До вечера, когда в редакции никого, кроме нас, не осталось, он много чего порассказал мне о своей жизни. Я листал полосы технических номеров подшивки и рассеянно внимал захватывающему рассказу о босоногом детстве Куделина, узко-специфических школьных интересах его, последующей романтике флотской службы. Ещё занимательнее он повествовал о своей работе в уголовном розыске (не иначе оттуда у него милые конвоирские замашки), о том, как и почему попал в цирковые акробаты и с какой именно стати переметнулся затем учительствовать трудовиком в школу и, наконец, очутился в газете.
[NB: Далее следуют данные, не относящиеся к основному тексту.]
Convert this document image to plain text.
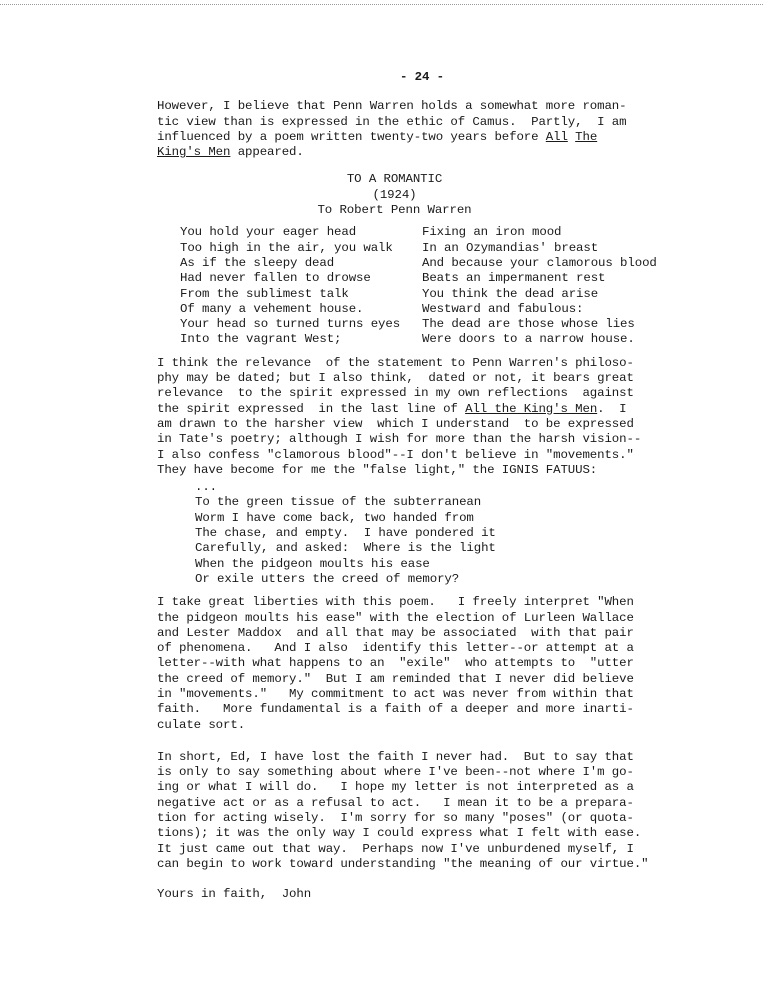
- 24 -
However, I believe that Penn Warren holds a somewhat more roman-
tic view than is expressed in the ethic of Camus.  Partly,  I am
influenced by a poem written twenty-two years before All The
King's Men appeared.
TO A ROMANTIC
(1924)
To Robert Penn Warren
You hold your eager head
Too high in the air, you walk
As if the sleepy dead
Had never fallen to drowse
From the sublimest talk
Of many a vehement house.
Your head so turned turns eyes
Into the vagrant West;
Fixing an iron mood
In an Ozymandias' breast
And because your clamorous blood
Beats an impermanent rest
You think the dead arise
Westward and fabulous:
The dead are those whose lies
Were doors to a narrow house.
I think the relevance  of the statement to Penn Warren's philoso-
phy may be dated; but I also think,  dated or not, it bears great
relevance  to the spirit expressed in my own reflections  against
the spirit expressed  in the last line of All the King's Men.  I
am drawn to the harsher view  which I understand  to be expressed
in Tate's poetry; although I wish for more than the harsh vision--
I also confess "clamorous blood"--I don't believe in "movements."
They have become for me the "false light," the IGNIS FATUUS:
...
To the green tissue of the subterranean
Worm I have come back, two handed from
The chase, and empty.  I have pondered it
Carefully, and asked:  Where is the light
When the pidgeon moults his ease
Or exile utters the creed of memory?
I take great liberties with this poem.   I freely interpret "When
the pidgeon moults his ease" with the election of Lurleen Wallace
and Lester Maddox  and all that may be associated  with that pair
of phenomena.   And I also  identify this letter--or attempt at a
letter--with what happens to an  "exile"  who attempts to  "utter
the creed of memory."  But I am reminded that I never did believe
in "movements."   My commitment to act was never from within that
faith.   More fundamental is a faith of a deeper and more inarti-
culate sort.
In short, Ed, I have lost the faith I never had.  But to say that
is only to say something about where I've been--not where I'm go-
ing or what I will do.   I hope my letter is not interpreted as a
negative act or as a refusal to act.   I mean it to be a prepara-
tion for acting wisely.  I'm sorry for so many "poses" (or quota-
tions); it was the only way I could express what I felt with ease.
It just came out that way.  Perhaps now I've unburdened myself, I
can begin to work toward understanding "the meaning of our virtue."
Yours in faith,  John
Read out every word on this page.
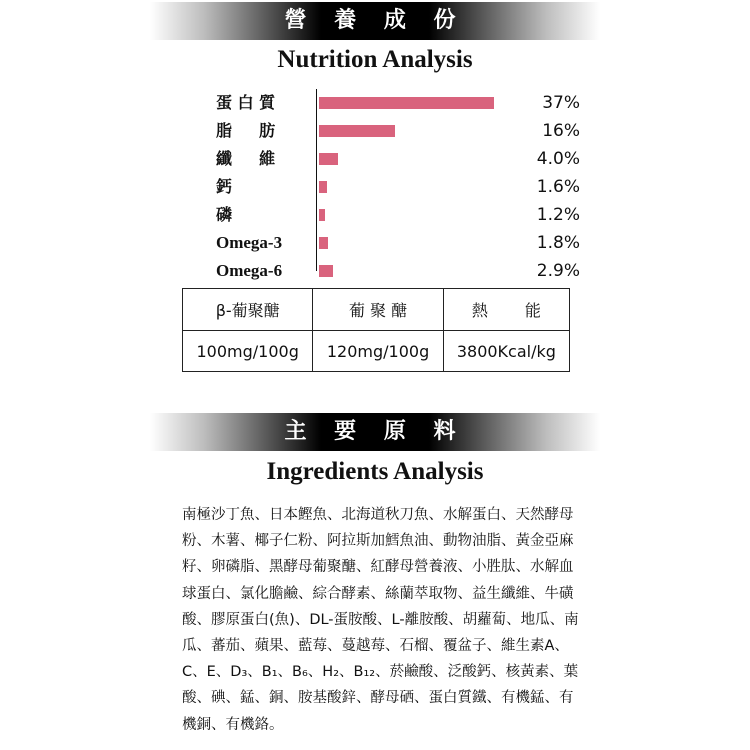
營 養 成 份
Nutrition Analysis
蛋 白 質	37%
脂 　 肪	16%
纖 　 維	4.0%
鈣	1.6%
磷	1.2%
Omega-3	1.8%
Omega-6	2.9%
β-葡聚醣	葡 聚 醣	熱　 　能
100mg/100g	120mg/100g	3800Kcal/kg
主 要 原 料
Ingredients Analysis

南極沙丁魚、日本鰹魚、北海道秋刀魚、水解蛋白、天然酵母粉、木薯、椰子仁粉、阿拉斯加鱈魚油、動物油脂、黃金亞麻籽、卵磷脂、黑酵母葡聚醣、紅酵母營養液、小胜肽、水解血球蛋白、氯化膽鹼、綜合酵素、絲蘭萃取物、益生纖維、牛磺酸、膠原蛋白(魚)、DL-蛋胺酸、L-離胺酸、胡蘿蔔、地瓜、南瓜、蕃茄、蘋果、藍莓、蔓越莓、石榴、覆盆子、維生素A、C、E、D₃、B₁、B₆、H₂、B₁₂、菸鹼酸、泛酸鈣、核黃素、葉酸、碘、錳、銅、胺基酸鋅、酵母硒、蛋白質鐵、有機錳、有機銅、有機鉻。
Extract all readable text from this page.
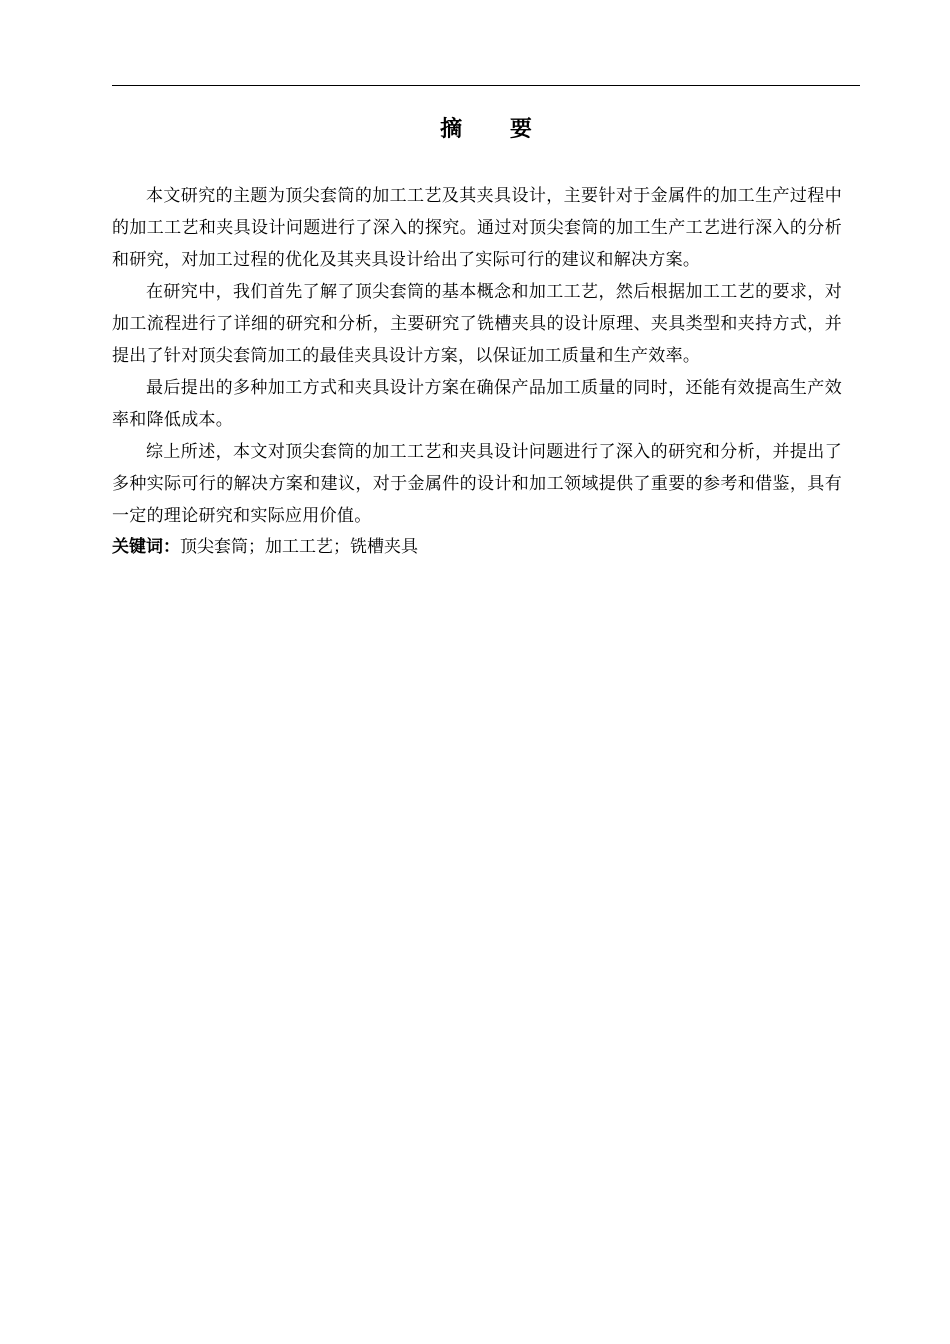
摘 要

本文研究的主题为顶尖套筒的加工工艺及其夹具设计，主要针对于金属件的加工生产过程中的加工工艺和夹具设计问题进行了深入的探究。通过对顶尖套筒的加工生产工艺进行深入的分析和研究，对加工过程的优化及其夹具设计给出了实际可行的建议和解决方案。

在研究中，我们首先了解了顶尖套筒的基本概念和加工工艺，然后根据加工工艺的要求，对加工流程进行了详细的研究和分析，主要研究了铣槽夹具的设计原理、夹具类型和夹持方式，并提出了针对顶尖套筒加工的最佳夹具设计方案，以保证加工质量和生产效率。

最后提出的多种加工方式和夹具设计方案在确保产品加工质量的同时，还能有效提高生产效率和降低成本。

综上所述，本文对顶尖套筒的加工工艺和夹具设计问题进行了深入的研究和分析，并提出了多种实际可行的解决方案和建议，对于金属件的设计和加工领域提供了重要的参考和借鉴，具有一定的理论研究和实际应用价值。

关键词：顶尖套筒；加工工艺；铣槽夹具
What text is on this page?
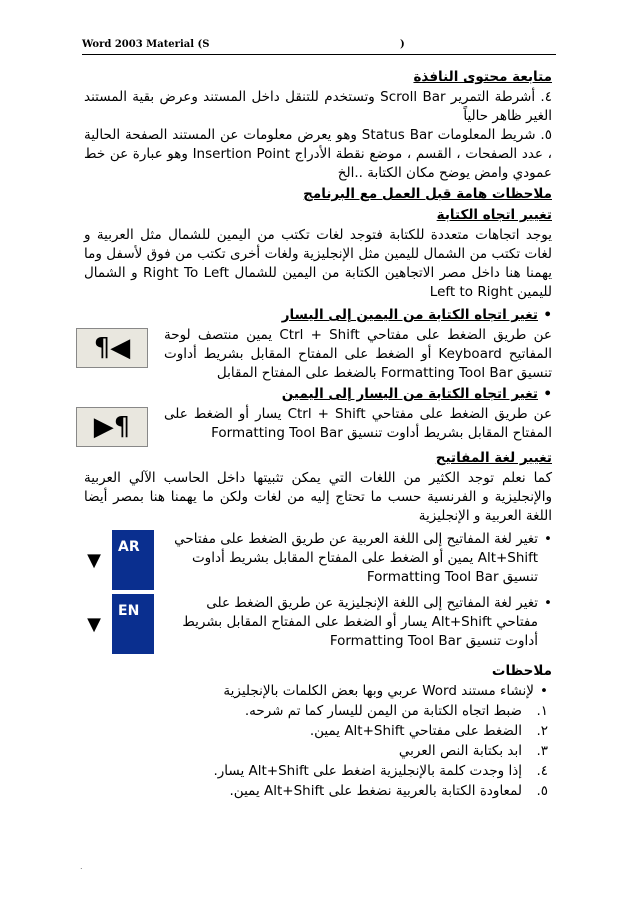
Word 2003 Material (S	)
متابعة محتوى النافذة

٤. أشرطة التمرير Scroll Bar وتستخدم للتنقل داخل المستند وعرض بقية المستند الغير ظاهر حالياً

٥. شريط المعلومات Status Bar وهو يعرض معلومات عن المستند الصفحة الحالية ، عدد الصفحات ، القسم ، موضع نقطة الأدراج Insertion Point وهو عبارة عن خط عمودي وامض يوضح مكان الكتابة ..الخ

ملاحظات هامة قبل العمل مع البرنامج
تغيير اتجاه الكتابة

يوجد اتجاهات متعددة للكتابة فتوجد لغات تكتب من اليمين للشمال مثل العربية و لغات تكتب من الشمال لليمين مثل الإنجليزية ولغات أخرى تكتب من فوق لأسفل وما يهمنا هنا داخل مصر الاتجاهين الكتابة من اليمين للشمال Right To Left و الشمال لليمين Left to Right

¶◀
• تغير اتجاه الكتابة من اليمين إلى اليسار

عن طريق الضغط على مفتاحي Ctrl + Shift يمين منتصف لوحة المفاتيح Keyboard أو الضغط على المفتاح المقابل بشريط أداوت تنسيق Formatting Tool Bar بالضغط على المفتاح المقابل

▶¶
• تغير اتجاه الكتابة من اليسار إلى اليمين

عن طريق الضغط على مفتاحي Ctrl + Shift يسار أو الضغط على المفتاح المقابل بشريط أداوت تنسيق Formatting Tool Bar

تغيير لغة المفاتيح

كما نعلم توجد الكثير من اللغات التي يمكن تثبيتها داخل الحاسب الآلي العربية والإنجليزية و الفرنسية حسب ما تحتاج إليه من لغات ولكن ما يهمنا هنا بمصر أيضا اللغة العربية و الإنجليزية

AR
▼
• تغير لغة المفاتيح إلى اللغة العربية عن طريق الضغط على مفتاحي Alt+Shift يمين أو الضغط على المفتاح المقابل بشريط أداوت تنسيق Formatting Tool Bar
EN
▼
• تغير لغة المفاتيح إلى اللغة الإنجليزية عن طريق الضغط على مفتاحي Alt+Shift يسار أو الضغط على المفتاح المقابل بشريط أداوت تنسيق Formatting Tool Bar
ملاحظات
• لإنشاء مستند Word عربي وبها بعض الكلمات بالإنجليزية
١.
ضبط اتجاه الكتابة من اليمن لليسار كما تم شرحه.
٢.
الضغط على مفتاحي Alt+Shift يمين.
٣.
ابد بكتابة النص العربي
٤.
إذا وجدت كلمة بالإنجليزية اضغط على Alt+Shift يسار.
٥.
لمعاودة الكتابة بالعربية نضغط على Alt+Shift يمين.
.
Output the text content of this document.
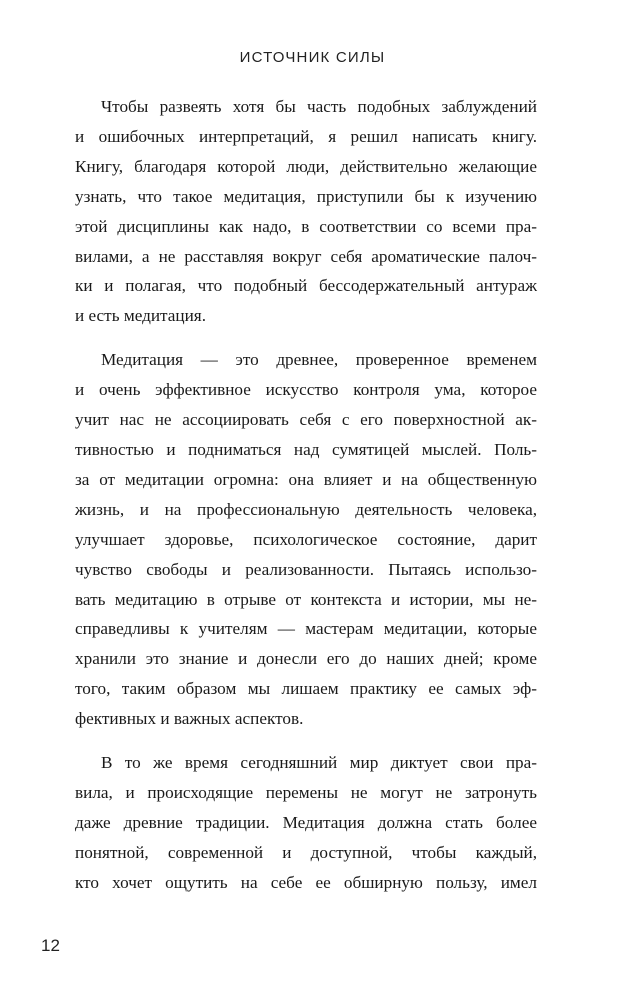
ИСТОЧНИК СИЛЫ

Чтобы развеять хотя бы часть подобных заблуждений
и ошибочных интерпретаций, я решил написать книгу.
Книгу, благодаря которой люди, действительно желающие
узнать, что такое медитация, приступили бы к изучению
этой дисциплины как надо, в соответствии со всеми пра-
вилами, а не расставляя вокруг себя ароматические палоч-
ки и полагая, что подобный бессодержательный антураж
и есть медитация.

Медитация — это древнее, проверенное временем
и очень эффективное искусство контроля ума, которое
учит нас не ассоциировать себя с его поверхностной ак-
тивностью и подниматься над сумятицей мыслей. Поль-
за от медитации огромна: она влияет и на общественную
жизнь, и на профессиональную деятельность человека,
улучшает здоровье, психологическое состояние, дарит
чувство свободы и реализованности. Пытаясь использо-
вать медитацию в отрыве от контекста и истории, мы не-
справедливы к учителям — мастерам медитации, которые
хранили это знание и донесли его до наших дней; кроме
того, таким образом мы лишаем практику ее самых эф-
фективных и важных аспектов.

В то же время сегодняшний мир диктует свои пра-
вила, и происходящие перемены не могут не затронуть
даже древние традиции. Медитация должна стать более
понятной, современной и доступной, чтобы каждый,
кто хочет ощутить на себе ее обширную пользу, имел

12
Порой смеяться хотелось, иногда с трудом давил приступ отчаянной зевоты. Иногда от пошлости не знал, чтобы ещё добавить до полного отстоя. Начальство солирует, кому не ясно. Мрак. Все бывали в такой ситуации.
– Так-то, братишечка, – глянул Куделин в темнеющее окно. – А в газете три года. Подзадержался что-то. На истинного художника-передвижника вроде меня это мало похоже. «Здесь мо-ой прича-ал и здесь мои-и друзья-а». Здорово я пою? Уметь надо слезу давить, не одному тебе понравилось. К тому ж учусь, заочно, на факультете журналистики. Вот где пригодилась моя бурная авто-мото-биография.
Куделин встал из-за стола, потянулся с хрустом и тут же после мгновенного кульбита фигурной свечой простёр под потолок кривоватые ноги, сделав стойку на спинке стула. Штанины его клёша обвисли, как крылья спящей летучей мыши. Глаз конечно не оторвать.
– Здорово? – Заметил моё непритворное восхищение начальник. – То-то! А теперь, старик, я тебе другую штуку покажу, поинтереснее.
Интересно, что может быть теперь ещё поинтереснее?! Он рывком отодвинул стол к стенке и скомандовал, выпячивая грудь:
– Нападай! Не стесняйся! Ну?! Бей в скулу своего любимого начальника!
Подход конечно интересный. Бить-то в принципе можно и начальника. Иногда даже нужно. Но с чего он взял, что именно любимого? И почему только в скулу велит?! Я демонстративно размахнулся, целясь именно в скулу, и тут же рявкнул от боли в руке, ноги соответственно подломились и я оказался на полу.
– Это называется карате, друг мой, – внезапно проведя свой подлый приём, улыбался и шумно дышал Лёнька. – И потом, если бьёшь – бей изо всей силы, иначе тебе самому врежут.
Хорошо, на следующий случай с тобой – учту. Попомнишь ещё этот приёмчик. Отдышавшись, каратист-культурист повёл меня якобы «передохнуть» во двор редакции, причём, теперь шёл рядом, в знак расположения дружески полуобняв меня за плечи, а я – просто пунцовый оказался от такого счастья. Во дворе – садик, а в дальнем закутке его, под деревом, валялась старая ось от телеги. К концам оси привязаны явно пудовых размеров и веса каменья неопределённых геометрических очертаний.